A person skilled in the art will appreciate that in an alternative configuration; the light-transmissive cover 216 and the support member 202 do not need to comprise two separate components, but may be designed as a single component.
Since the heat from the light-transmissive cover 216 coated or filled with phosphors is now transferred to the substrate 202, proper heat dissipation from the LED package 200 must be assured to prevent loss of efficiency due to increased temperature of the die or dice 214. Such heat dissipation may be achieved by proper design of the above-described components of the LED package 214. In addition, the LED package 200 may further be attached to a suitable heat sink (not shown).
In any of the above-described configurations, the LED package 200 can operate without the phosphors or the LED die or dice over-heating beyond temperature that would significantly decrease the efficiency and/or reliability of the LED die or dice and the phosphors. A person skilled in the art will appreciate that the term significant describes a decrease in efficiency that would cause the light-emitting device performance fail to meet typical or minimum specification over the product life of the light-emitting device.
Although the configuration depicted in FIG. 2 solves the overheating problem, the above-alluded to problem of residual stress in the clear encapsulant 210 is re-introduced.
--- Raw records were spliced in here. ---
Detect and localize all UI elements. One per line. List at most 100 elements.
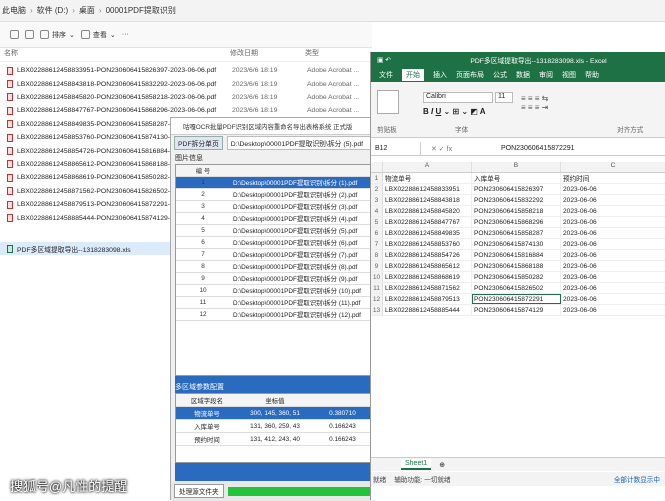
cell[interactable]: PON230606415850282 — [472, 272, 561, 282]
breadcrumb-3[interactable]: 00001PDF提取识别 — [106, 5, 176, 16]
cell[interactable]: PON230606415874129 — [472, 305, 561, 315]
file-row[interactable]: LBX02288612458847767-PON230606415868296-… — [0, 104, 372, 117]
image-row[interactable]: 1 D:\Desktop\00001PDF提取识别\拆分 (1).pdf — [176, 177, 373, 189]
file-row[interactable]: LBX02288612458833951-PON230606415826397-… — [0, 64, 372, 77]
cell[interactable]: PON230606415868188 — [472, 261, 561, 271]
cell[interactable]: LBX02288612458833951 — [383, 184, 472, 194]
cell[interactable]: LBX02288612458885444 — [383, 305, 472, 315]
formula-bar[interactable]: PON230606415872291 — [501, 145, 575, 152]
cell[interactable]: 2023-06-06 — [561, 217, 665, 227]
pdf-split-button[interactable]: PDF拆分单页 — [174, 136, 223, 150]
image-row[interactable]: 9 D:\Desktop\00001PDF提取识别\拆分 (9).pdf — [176, 273, 373, 285]
row-number[interactable]: 6 — [371, 228, 383, 238]
ribbon-tab[interactable]: 插入 — [433, 70, 447, 80]
ribbon-tab[interactable]: 页面布局 — [456, 70, 484, 80]
cell[interactable]: 2023-06-06 — [561, 206, 665, 216]
ribbon-tab[interactable]: 开始 — [402, 69, 424, 81]
sheet-tab[interactable]: Sheet1 — [401, 459, 432, 470]
cell[interactable]: 物流单号 — [383, 173, 472, 183]
ribbon-tab[interactable]: 视图 — [562, 70, 576, 80]
name-box[interactable]: B12 — [371, 142, 421, 155]
ribbon-tab[interactable]: 文件 — [379, 70, 393, 80]
cell[interactable]: LBX02288612458879513 — [383, 294, 472, 304]
row-number[interactable]: 7 — [371, 239, 383, 249]
breadcrumb-1[interactable]: 软件 (D:) — [37, 5, 69, 16]
delete-icon[interactable] — [25, 30, 34, 39]
cell[interactable]: 2023-06-06 — [561, 272, 665, 282]
col-type[interactable]: 类型 — [301, 48, 319, 61]
image-row[interactable]: 2 D:\Desktop\00001PDF提取识别\拆分 (2).pdf — [176, 189, 373, 201]
breadcrumb-0[interactable]: 此电脑 — [2, 5, 26, 16]
image-row[interactable]: 11 D:\Desktop\00001PDF提取识别\拆分 (11).pdf — [176, 297, 373, 309]
cell[interactable]: PON230606415858287 — [472, 228, 561, 238]
bold-button[interactable]: B I U ⌄ ⊞ ⌄ ◩ A — [423, 107, 486, 116]
col-date[interactable]: 修改日期 — [226, 48, 301, 61]
row-number[interactable]: 10 — [371, 272, 383, 282]
cell[interactable]: LBX02288612458868619 — [383, 272, 472, 282]
file-row[interactable]: LBX02288612458845820-PON230606415858218-… — [0, 91, 372, 104]
font-name-field[interactable]: Calibri — [423, 92, 493, 103]
col-b[interactable]: B — [472, 162, 561, 172]
cell[interactable]: 2023-06-06 — [561, 261, 665, 271]
add-sheet-icon[interactable]: ⊕ — [439, 461, 445, 469]
cell[interactable]: PON230606415874130 — [472, 239, 561, 249]
address-bar[interactable]: 此电脑 › 软件 (D:) › 桌面 › 00001PDF提取识别 — [0, 0, 665, 22]
sort-button[interactable]: 排序 ⌄ — [40, 30, 75, 40]
col-name[interactable]: 名称 — [0, 48, 226, 61]
ribbon-tab[interactable]: 帮助 — [585, 70, 599, 80]
file-row[interactable]: LBX02288612458843818-PON230606415832292-… — [0, 77, 372, 90]
view-button[interactable]: 查看 ⌄ — [80, 30, 116, 40]
image-row[interactable]: 5 D:\Desktop\00001PDF提取识别\拆分 (5).pdf — [176, 225, 373, 237]
row-number[interactable]: 5 — [371, 217, 383, 227]
cell[interactable]: PON230606415816884 — [472, 250, 561, 260]
image-row[interactable]: 8 D:\Desktop\00001PDF提取识别\拆分 (8).pdf — [176, 261, 373, 273]
cell[interactable]: LBX02288612458854726 — [383, 250, 472, 260]
cell[interactable]: 2023-06-06 — [561, 228, 665, 238]
cell[interactable]: PON230606415858218 — [472, 206, 561, 216]
image-row[interactable]: 10 D:\Desktop\00001PDF提取识别\拆分 (10).pdf — [176, 285, 373, 297]
process-folder-button[interactable]: 处理源文件夹 — [174, 484, 224, 498]
cell[interactable]: 2023-06-06 — [561, 294, 665, 304]
cell[interactable]: LBX02288612458847767 — [383, 217, 472, 227]
row-number[interactable]: 2 — [371, 184, 383, 194]
cell[interactable]: 2023-06-06 — [561, 250, 665, 260]
cell[interactable]: PON230606415872291 — [472, 294, 561, 304]
row-number[interactable]: 3 — [371, 195, 383, 205]
region-row[interactable]: 物流单号 300, 145, 360, 51 0.380710 — [176, 407, 373, 420]
cell[interactable]: PON230606415826397 — [472, 184, 561, 194]
cell[interactable]: 入库单号 — [472, 173, 561, 183]
row-number[interactable]: 4 — [371, 206, 383, 216]
cell[interactable]: 预约时间 — [561, 173, 665, 183]
row-number[interactable]: 13 — [371, 305, 383, 315]
cell[interactable]: LBX02288612458845820 — [383, 206, 472, 216]
paste-icon[interactable] — [377, 90, 399, 114]
col-c[interactable]: C — [561, 162, 665, 172]
cell[interactable]: LBX02288612458843818 — [383, 195, 472, 205]
cell[interactable]: PON230606415826502 — [472, 283, 561, 293]
row-number[interactable]: 8 — [371, 250, 383, 260]
cell[interactable]: PON230606415868296 — [472, 217, 561, 227]
row-number[interactable]: 1 — [371, 173, 383, 183]
image-row[interactable]: 3 D:\Desktop\00001PDF提取识别\拆分 (3).pdf — [176, 201, 373, 213]
cell[interactable]: LBX02288612458853760 — [383, 239, 472, 249]
image-row[interactable]: 12 D:\Desktop\00001PDF提取识别\拆分 (12).pdf — [176, 309, 373, 321]
cell[interactable]: 2023-06-06 — [561, 283, 665, 293]
cell[interactable]: LBX02288612458849835 — [383, 228, 472, 238]
cell[interactable]: LBX02288612458871562 — [383, 283, 472, 293]
image-row[interactable]: 6 D:\Desktop\00001PDF提取识别\拆分 (6).pdf — [176, 237, 373, 249]
ribbon-tab[interactable]: 数据 — [516, 70, 530, 80]
cell[interactable]: 2023-06-06 — [561, 239, 665, 249]
cell[interactable]: 2023-06-06 — [561, 305, 665, 315]
breadcrumb-2[interactable]: 桌面 — [79, 5, 95, 16]
align-buttons[interactable]: ≡ ≡ ≡ ⇆ ≡ ≡ ≡ ⇥ — [521, 94, 548, 112]
cell[interactable]: 2023-06-06 — [561, 184, 665, 194]
more-icon[interactable]: ··· — [122, 31, 129, 38]
cell[interactable]: PON230606415832292 — [472, 195, 561, 205]
row-number[interactable]: 12 — [371, 294, 383, 304]
cell[interactable]: LBX02288612458865612 — [383, 261, 472, 271]
cell[interactable]: 2023-06-06 — [561, 195, 665, 205]
ribbon-tab[interactable]: 审阅 — [539, 70, 553, 80]
path-field[interactable]: D:\Desktop\00001PDF提取识别\拆分 (5).pdf — [226, 136, 376, 150]
image-row[interactable]: 7 D:\Desktop\00001PDF提取识别\拆分 (7).pdf — [176, 249, 373, 261]
share-icon[interactable] — [10, 30, 19, 39]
The material commonly used for the clear encapsulant 210 is characterized by a relatively high coefficient of thermal expansion (CTE); consequently, the clear encapsulant 210 tends to undergo relatively high volumetric changes during the heating and cooling of the light-emitting device 200. In contrast, the cavity 212 undergoes only relatively small volumetric changes because the materials commonly used for components creating the cavity 212, are characterized by a relatively low CTE. A person skilled in the art will appreciate that the term “relatively” is used herein as disclosed infra. Examples of such commonly used materials are: silicone rubber, silicone gel (the clear encapsulant 210), Al, Cu, AlN (the substrate 202), Al, Ag plated Cu (the support member 208), sapphire, glass (the light-transmissive cover 216), light emitting semiconductor material (the LED die or dice 214). The disparity in the volumetric changes result in a significant residual stress within the silicone encapsulant during heating or cooling; thus potentially resulting in delamination of the encapsulant 210 from the surface of the light-transmissive cover 216 and/or the inner wall 206 of the support member 208 and/or the die or dice 214 and/or the substrate 202. As already mentioned above, such delamination can reduce the optical efficiency of the LED package, reducing the light intensity.
Accordingly, there is a need in the art for improvements in light-emitting device packages by providing means preventing the encapsulant delamination, increasing reliability and light extraction efficiency, and additional advantages evident to a person skilled in the art.